強引社長の甘い罠
 遅めの朝食を済ませた私たちは岐路についた。
 昨日とは別の駐車係が、やはり少し高揚した顔で祥吾の車をエントランスにつけて降りてきた。完璧な営業スマイルに見送られながら、私は祥吾の車の助手席に滑り込み、私がシートベルトを着け終わるのを見届けると祥吾は車を発進させた。

 耳に響くエンジン音が心地いい。祥吾がまたルーフを開けてくれたので、私たちは海沿いの道を潮の香りを感じながらドライブを楽しんだ。

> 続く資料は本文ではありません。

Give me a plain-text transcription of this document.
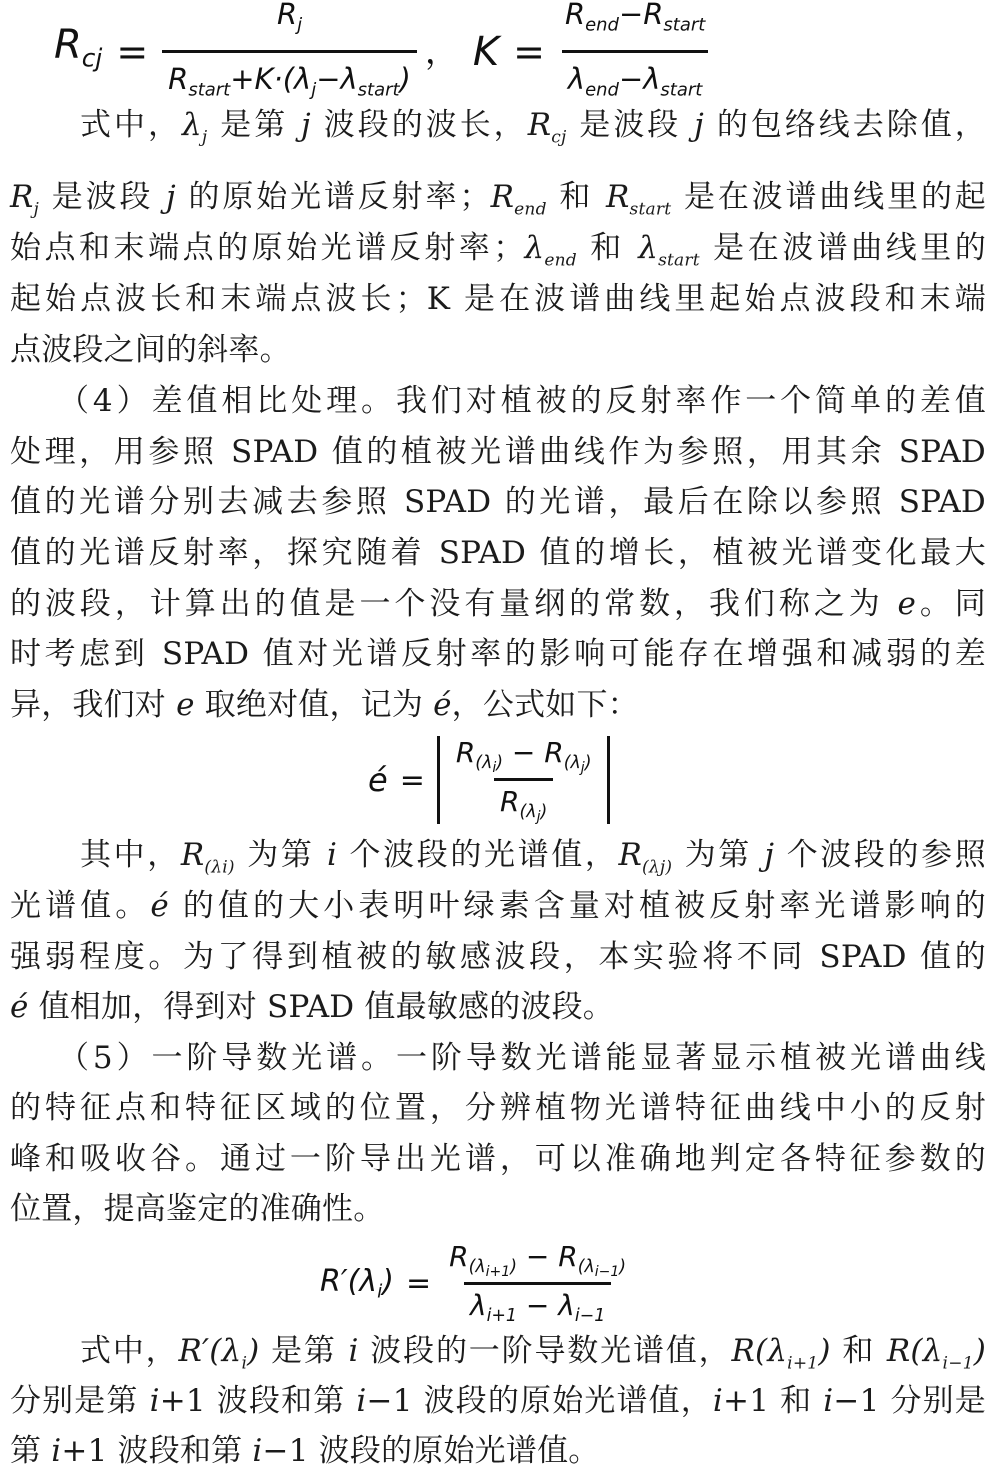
$R_{cj} = \frac{R_j}{R_{start}+K\cdot(\lambda_j-\lambda_{start})}$ ， $K = \frac{R_{end}-R_{start}}{\lambda_{end}-\lambda_{start}}$
式中，$\lambda_j$ 是第 j 波段的波长，$R_{cj}$ 是波段 j 的包络线去除值，
$R_j$ 是波段 j 的原始光谱反射率；$R_{end}$ 和 $R_{start}$ 是在波谱曲线里的起
始点和末端点的原始光谱反射率；$\lambda_{end}$ 和 $\lambda_{start}$ 是在波谱曲线里的
起始点波长和末端点波长；K 是在波谱曲线里起始点波段和末端
点波段之间的斜率。
（4）差值相比处理。我们对植被的反射率作一个简单的差值
处理，用参照 SPAD 值的植被光谱曲线作为参照，用其余 SPAD
值的光谱分别去减去参照 SPAD 的光谱，最后在除以参照 SPAD
值的光谱反射率，探究随着 SPAD 值的增长，植被光谱变化最大
的波段，计算出的值是一个没有量纲的常数，我们称之为 e。同
时考虑到 SPAD 值对光谱反射率的影响可能存在增强和减弱的差
异，我们对 e 取绝对值，记为 é，公式如下：
é = $\frac{R_{(\lambda i)} - R_{(\lambda j)}}{R_{(\lambda j)}}$
其中，$R_{(\lambda i)}$ 为第 i 个波段的光谱值，$R_{(\lambda j)}$ 为第 j 个波段的参照
光谱值。é 的值的大小表明叶绿素含量对植被反射率光谱影响的
强弱程度。为了得到植被的敏感波段，本实验将不同 SPAD 值的
é 值相加，得到对 SPAD 值最敏感的波段。
（5）一阶导数光谱。一阶导数光谱能显著显示植被光谱曲线
的特征点和特征区域的位置，分辨植物光谱特征曲线中小的反射
峰和吸收谷。通过一阶导出光谱，可以准确地判定各特征参数的
位置，提高鉴定的准确性。
$R'(\lambda_i) = \frac{R_{(\lambda i+1)} - R_{(\lambda i-1)}}{\lambda_{i+1} - \lambda_{i-1}}$
式中，$R'(\lambda_i)$ 是第 i 波段的一阶导数光谱值，$R(\lambda_{i+1})$ 和 $R(\lambda_{i-1})$
分别是第 i+1 波段和第 i−1 波段的原始光谱值，i+1 和 i−1 分别是
第 i+1 波段和第 i−1 波段的原始光谱值。
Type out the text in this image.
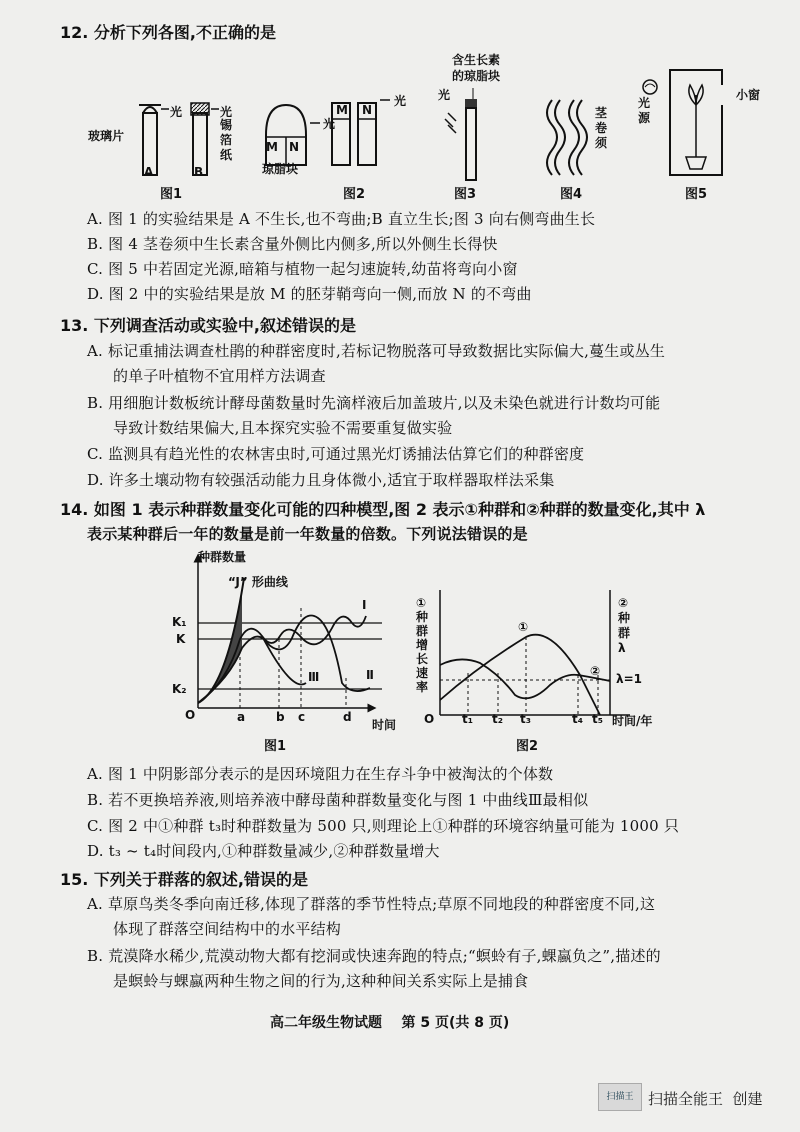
12. 分析下列各图,不正确的是
光	光
玻璃片
锡箔纸
A	B
图1
光
光
M N
M N
琼脂块
图2
含生长素
的琼脂块
光
图3
茎卷须
图4
光源
小窗
图5
A. 图 1 的实验结果是 A 不生长,也不弯曲;B 直立生长;图 3 向右侧弯曲生长
B. 图 4 茎卷须中生长素含量外侧比内侧多,所以外侧生长得快
C. 图 5 中若固定光源,暗箱与植物一起匀速旋转,幼苗将弯向小窗
D. 图 2 中的实验结果是放 M 的胚芽鞘弯向一侧,而放 N 的不弯曲
13. 下列调查活动或实验中,叙述错误的是
A. 标记重捕法调查杜鹃的种群密度时,若标记物脱落可导致数据比实际偏大,蔓生或丛生
的单子叶植物不宜用样方法调查
B. 用细胞计数板统计酵母菌数量时先滴样液后加盖玻片,以及未染色就进行计数均可能
导致计数结果偏大,且本探究实验不需要重复做实验
C. 监测具有趋光性的农林害虫时,可通过黑光灯诱捕法估算它们的种群密度
D. 许多土壤动物有较强活动能力且身体微小,适宜于取样器取样法采集
14. 如图 1 表示种群数量变化可能的四种模型,图 2 表示①种群和②种群的数量变化,其中 λ
表示某种群后一年的数量是前一年数量的倍数。下列说法错误的是
种群数量
“J” 形曲线
K₁
K
K₂
O
I
Ⅱ
Ⅲ
a	b c	d
时间
图1
①
种
群
增
长
速
率
②
种
群
λ
①
②
λ=1
O t₁ t₂ t₃	t₄ t₅ 时间/年
图2
A. 图 1 中阴影部分表示的是因环境阻力在生存斗争中被淘汰的个体数
B. 若不更换培养液,则培养液中酵母菌种群数量变化与图 1 中曲线Ⅲ最相似
C. 图 2 中①种群 t₃时种群数量为 500 只,则理论上①种群的环境容纳量可能为 1000 只
D. t₃ ~ t₄时间段内,①种群数量减少,②种群数量增大
15. 下列关于群落的叙述,错误的是
A. 草原鸟类冬季向南迁移,体现了群落的季节性特点;草原不同地段的种群密度不同,这
体现了群落空间结构中的水平结构
B. 荒漠降水稀少,荒漠动物大都有挖洞或快速奔跑的特点;“螟蛉有子,蜾蠃负之”,描述的
是螟蛉与蜾蠃两种生物之间的行为,这种种间关系实际上是捕食
高二年级生物试题    第 5 页(共 8 页)
扫描王 扫描全能王  创建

 サングラスをしてサラサラの髪をなびかせながら運転する祥吾は間違いなく魅力的だ。たまに私たちを足止めする信号にも今日はイライラさせられない。だって、隣でハンドルを握り、白い歯を見せて私に笑いかけているのは祥吾なのだ。

 それに、交差点で並んだ車に乗る、派手に肌を露出した若い女性や、信号待ちする地元の人らしい小さな子連れの母親、少し年配の主婦など、祥吾を視界に入れた人が皆、うっとりと彼に見惚れている。彼がサングラスを取ってその魅力的なブルーの瞳を見せたら、卒倒しちゃうんじゃないかしら。そしてそんなあからさまな視線に祥吾が気づいていないはずはないけれど、彼はまったく気にしていない。ただひたすら、私に極上の笑顔を向ける。私だけに!

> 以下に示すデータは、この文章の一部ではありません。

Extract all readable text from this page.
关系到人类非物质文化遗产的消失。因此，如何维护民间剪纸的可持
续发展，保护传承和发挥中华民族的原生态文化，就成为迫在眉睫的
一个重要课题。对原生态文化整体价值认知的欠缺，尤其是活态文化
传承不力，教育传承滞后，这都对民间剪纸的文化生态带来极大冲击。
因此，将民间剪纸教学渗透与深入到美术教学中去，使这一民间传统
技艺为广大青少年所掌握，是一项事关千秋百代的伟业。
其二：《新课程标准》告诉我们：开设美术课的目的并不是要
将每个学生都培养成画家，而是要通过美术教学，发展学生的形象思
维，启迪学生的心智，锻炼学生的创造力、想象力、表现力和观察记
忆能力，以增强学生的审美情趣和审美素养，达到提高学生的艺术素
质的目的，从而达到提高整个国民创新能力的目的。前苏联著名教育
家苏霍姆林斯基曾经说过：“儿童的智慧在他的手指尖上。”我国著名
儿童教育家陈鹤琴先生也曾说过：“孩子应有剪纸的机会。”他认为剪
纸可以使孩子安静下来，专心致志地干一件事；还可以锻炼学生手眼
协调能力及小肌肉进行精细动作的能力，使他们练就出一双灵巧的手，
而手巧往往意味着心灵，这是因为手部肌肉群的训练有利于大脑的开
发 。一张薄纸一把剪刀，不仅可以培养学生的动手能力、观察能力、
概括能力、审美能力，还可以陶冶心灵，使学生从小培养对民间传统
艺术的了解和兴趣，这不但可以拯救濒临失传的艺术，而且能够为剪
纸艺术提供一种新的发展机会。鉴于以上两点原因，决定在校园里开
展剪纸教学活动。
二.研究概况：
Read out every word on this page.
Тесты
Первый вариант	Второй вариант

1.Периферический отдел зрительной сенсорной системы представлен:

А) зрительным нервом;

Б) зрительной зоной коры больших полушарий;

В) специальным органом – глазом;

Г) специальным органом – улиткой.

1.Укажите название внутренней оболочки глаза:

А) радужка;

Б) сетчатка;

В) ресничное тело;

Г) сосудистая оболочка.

 祥吾は私の恋人なの。私がこの世で誰よりも愛している人。ああ、私ってこんなに嫌な人間だった? 私だけを見つめてくれる祥吾が誇らしくてならない。私の独占欲を満たしてくれる彼が愛しくてならない。彼は私のもの。そして私は、彼のもの。私は彼を愛していて、彼も私を愛してくれる。